O presépio celebra o nascimento do salvador, mas também evoca o caráter histórico, produtivo e cultural de um mundo em transformação. Ele articula simultaneamente uma dimensão diacrônica – a memória do passado – e uma dimensão sincrônica, ao incorporar elementos de diferentes épocas.
Nesse sentido, funciona como uma verdadeira máquina do tempo: sobrepõe eras, confunde períodos históricos e opera como um evento atemporal, fundador e, portanto, universal.
Há no presépio um projeto universalista. Desde o início, ele não renunciou a ser um dispositivo dinâmico e funcional, capaz de incorporar possibilidades técnicas e culturais emergentes. Os Reis Magos, afinal, não representariam a devoção possível entre homens de todas as partes do mundo conhecido? Não seriam uma imagem plural da humanidade prestando homenagem a um Senhor de todos os povos?
E não teria o cristianismo, ao formular o imperativo “ame o seu próximo”, fornecido um terreno conceitual fértil para o desenvolvimento de ideias fundamentais do pensamento político ocidental?
Com a aproximação das festas natalinas, ainda que no Brasil não haja grandes controvérsias sobre a presença de presépios em espaços públicos, parece oportuno reabrir esse debate. Em outros países, essa presença tem sido alvo de contestação crescente.
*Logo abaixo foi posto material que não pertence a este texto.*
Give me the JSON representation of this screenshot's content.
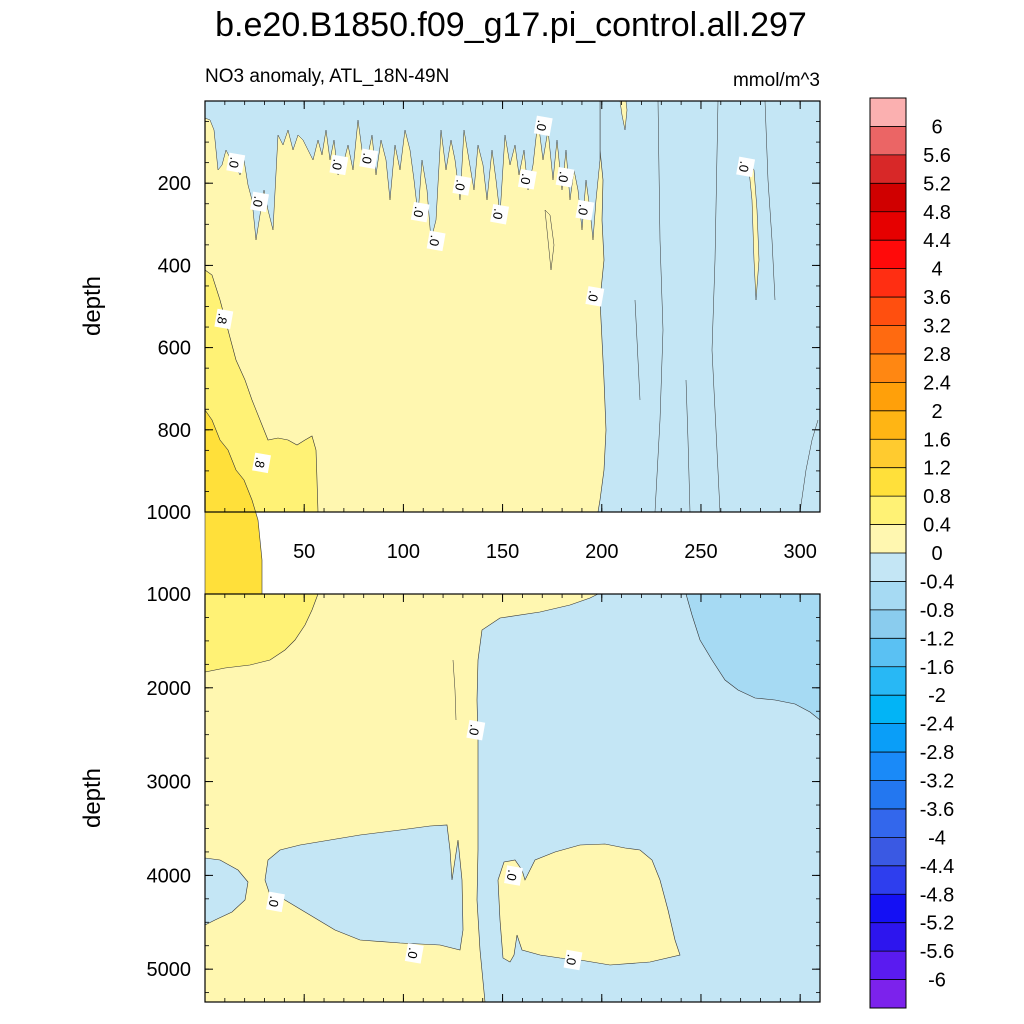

Segundo certa lógica secularista, a fé deveria restringir-se ao âmbito privado. O presépio, portanto, deveria permanecer no espaço doméstico, afastado da praça pública. Trata-se de um processo de privatização da fé religiosa, coerente com a única “fé” que esse secularismo parece reconhecer como legítima.
Nesse contexto, a interdição do presépio não se apresenta como proteção de um bem comum claramente definido, mas como um ato de autoridade que pode revelar um absolutismo político perigoso. Ao se absolutizar, o laicismo converte-se ele próprio em uma forma de religião civil, competindo com as religiões tradicionais no plano dos valores últimos.
O que deveria ser um espaço neutro transforma-se, assim, em campo de tensão e conflito. Negar o valor do presépio para a identidade cultural de um povo, sob o argumento de que ele pode servir a agendas políticas circunstanciais, constitui uma simplificação indevida – e empobrecedora do debate público.
*Adalberto da Silva Retto Jr. é professor de arquitetura na Universidade Estadual Paulista (Unesp).